Un constat partagé par Philippe Nabe, agent d’Arthur Zagre, transféré cet été à Monaco afin d’y gagner du temps de jeu. "Notre choix a été guidé par le temps de jeu, avance le conseiller du défenseur français de dix-huit ans. Ces jeunes joueurs ont le potentiel pour jouer dans des clubs d’un calibre inférieur au Paris Saint-Germain."

Des propositions financières impossibles à refuser

La volonté des jeunes espoirs de gagner du temps de jeu peut aisément se comprendre. Mais avant de les laisser filer, le Paris Saint-Germain a choisi d’en tirer profit une dernière fois. Contraint à réaliser des ventes afin de rester dans les clous du fair-play financier, le club de la capitale a multiplié les rentrées d’argent grâce à son centre de formation. Plutôt que de lâcher un joueur de l’équipe première comme Angel Di Maria ou encore Neymar, Leonardo et les dirigeants franciliens ont préféré se débarrasser de nombreux titis.

Moussa Diaby a rapporté une quinzaine de millions d’euros. Idem pour Christopher Nkunku et Stanley Nsoki. Arthur Zagre et Timothy Weah ont, eux, rapporté dix millions chacun pour un total estimé à près de 60 millions d'euros.
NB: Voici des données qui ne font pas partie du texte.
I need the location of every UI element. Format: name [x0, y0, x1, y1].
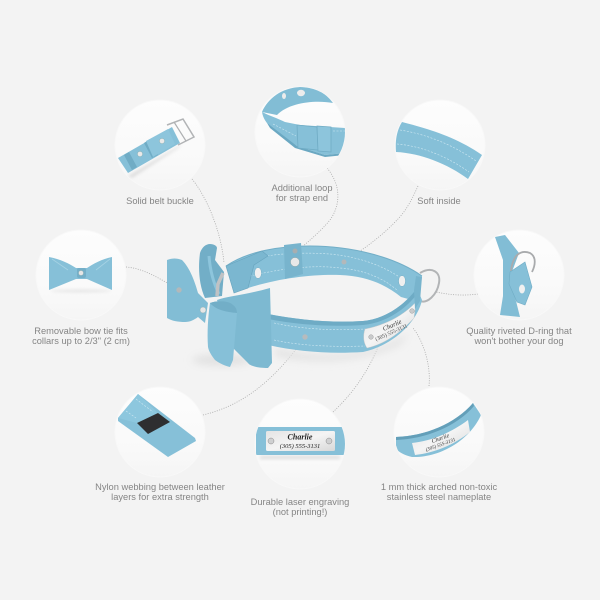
- nameplate: (305) 555-3131: [374, 322, 409, 343]
- D-ring: [420, 270, 439, 302]
- thumbnail circle: [36, 230, 126, 320]
- soft lining image: [396, 122, 482, 179]
- back strap stitching: [240, 253, 405, 291]
- buckle strap image: [118, 119, 194, 178]
- engraved plate image: (305) 555-3131: [280, 443, 320, 450]
- caption: for strap end: [276, 193, 328, 203]
- strap holes: [254, 260, 406, 286]
- thumbnail circle: [474, 230, 564, 320]
- leader line: nylon webbing: [203, 337, 305, 415]
- collar shadow: [275, 332, 410, 361]
- panel: nameplate: [381, 387, 497, 502]
- thumbnail circle: [395, 100, 485, 190]
- leader line: bow tie: [126, 267, 178, 290]
- caption: [95, 482, 225, 502]
- front strap stitching: [274, 323, 365, 346]
- caption: Soft inside: [417, 196, 461, 206]
- arched nameplate image: (305) 555-3131: [425, 438, 456, 453]
- bow shadow: [192, 354, 252, 366]
- leader line: loop: [296, 168, 338, 252]
- caption: [272, 183, 332, 203]
- bow right wing: [217, 288, 272, 368]
- D-ring image: [495, 235, 535, 317]
- nylon webbing image: [118, 394, 196, 457]
- main collar illustration: [167, 243, 439, 368]
- panel: soft inside: [395, 100, 485, 206]
- side release clip: [226, 251, 268, 293]
- caption: layers for extra strength: [111, 492, 209, 502]
- leader line: soft inside: [344, 186, 418, 262]
- caption: won't bother your dog: [473, 336, 564, 346]
- bow left wing: [167, 258, 208, 323]
- leader line: engraving: [333, 347, 378, 412]
- caption: stainless steel nameplate: [387, 492, 491, 502]
- caption: Additional loop: [272, 183, 332, 193]
- bow tie image: [49, 257, 112, 292]
- strap rivet: [302, 334, 308, 340]
- arched nameplate image: Charlie: [431, 433, 451, 445]
- caption: 1 mm thick arched non-toxic: [381, 482, 497, 492]
- front strap: [268, 288, 422, 353]
- thumbnail circle: [115, 100, 205, 190]
- caption: [32, 326, 130, 346]
- metal clasp: [217, 273, 223, 296]
- panel: D-ring: [466, 230, 572, 346]
- caption: Nylon webbing between leather: [95, 482, 225, 492]
- thumbnail circle: [394, 387, 484, 477]
- caption: (not printing!): [273, 507, 327, 517]
- thumbnail circle: [255, 399, 345, 489]
- caption: [381, 482, 497, 502]
- caption: collars up to 2/3" (2 cm): [32, 336, 130, 346]
- thumbnail circle: [115, 387, 205, 477]
- caption: Solid belt buckle: [126, 196, 194, 206]
- back strap: [226, 246, 422, 302]
- arched nameplate image: [396, 403, 481, 457]
- caption: Quality riveted D-ring that: [466, 326, 572, 336]
- bow rivet: [200, 307, 206, 313]
- panel: laser engraving: [251, 399, 349, 517]
- caption: [251, 497, 349, 517]
- leader line: nameplate: [413, 328, 429, 386]
- leader line: buckle: [192, 179, 224, 263]
- thumbnail circle: [255, 87, 345, 177]
- panel: bow tie: [32, 230, 130, 346]
- leader line: D-ring: [436, 292, 478, 295]
- caption: Removable bow tie fits: [34, 326, 128, 336]
- nameplate: Charlie: [382, 318, 403, 333]
- strap keeper with rivet: [284, 243, 303, 279]
- caption: Durable laser engraving: [251, 497, 349, 507]
- nameplate: [364, 302, 416, 348]
- bow front loop: [208, 301, 237, 367]
- engraved plate image: [256, 427, 345, 459]
- caption: [466, 326, 572, 346]
- loop strap image: [262, 87, 345, 157]
- panel: solid belt buckle: [115, 100, 205, 206]
- bow tie: [167, 244, 272, 368]
- engraved plate image: Charlie: [288, 432, 313, 442]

Encore mieux, le PSG est parvenu à insérer de belles clauses en cas de revente de ces titis. "Les nombreux jeunes qui sont partis pendant l’été l’ont fait après qu’une indemnité de transfert a été payée au club, souligne Saïd Aïgoun, entraîneur des U15 du PSG lors de la saison 2018-19. Cela veut dire que ce sont des joueurs de qualité et qu’ils vont pouvoir se lancer totalement dans le monde professionnel. Le club a fait ce choix de manière à recevoir une manne financière pouvant aider dans le cadre du FPF."

Chrisotpher Nlunlu pourrait rapporter un joli chèque au PSG en cas d'explosion à Leipzig
Chrisotpher Nlunlu pourrait rapporter un joli chèque au PSG en cas d'explosion à Leipzig © AFP

D’un point de vue purement financier, le club francilien semble avoir réalisé de belles affaires pour ces jeunes. Après seulement quinze bouts de matchs la saison passée, Stanley Nsoki a rapporté un joli chèque à son club formateur. Ce rapport entre les performances et le prix de vente du joueur vaut aussi pour Christopher Nkunku ou Moussa Diaby. Parti à Rennes, moyennant un pourcentage à la revente, Metehan Guclu n’avait disputé que seize minutes en Ligue 1 avec le PSG. "Quand un club forme des jeunes, c’est normal qu’il y ait un retour sur investissement pour le centre de formation, juge enfin Badou Sambague. Cela permet de former d’autres joueurs en ayant moins l’obligation de réinvestir des fonds propres."

Si bien qu’à court terme, le départ massif des titis parisiens ressemble à une solution gagnant-gagnant. Seul bémol, sur le long terme, le Paris Saint-Germain pourrait bien se mordre les doigts en voyant certains joueurs exploser par la suite au plus haut niveau. Quitte à les racheter au prix fort quelques années plus tard… et perdre un peu de son identité aux yeux des supporters.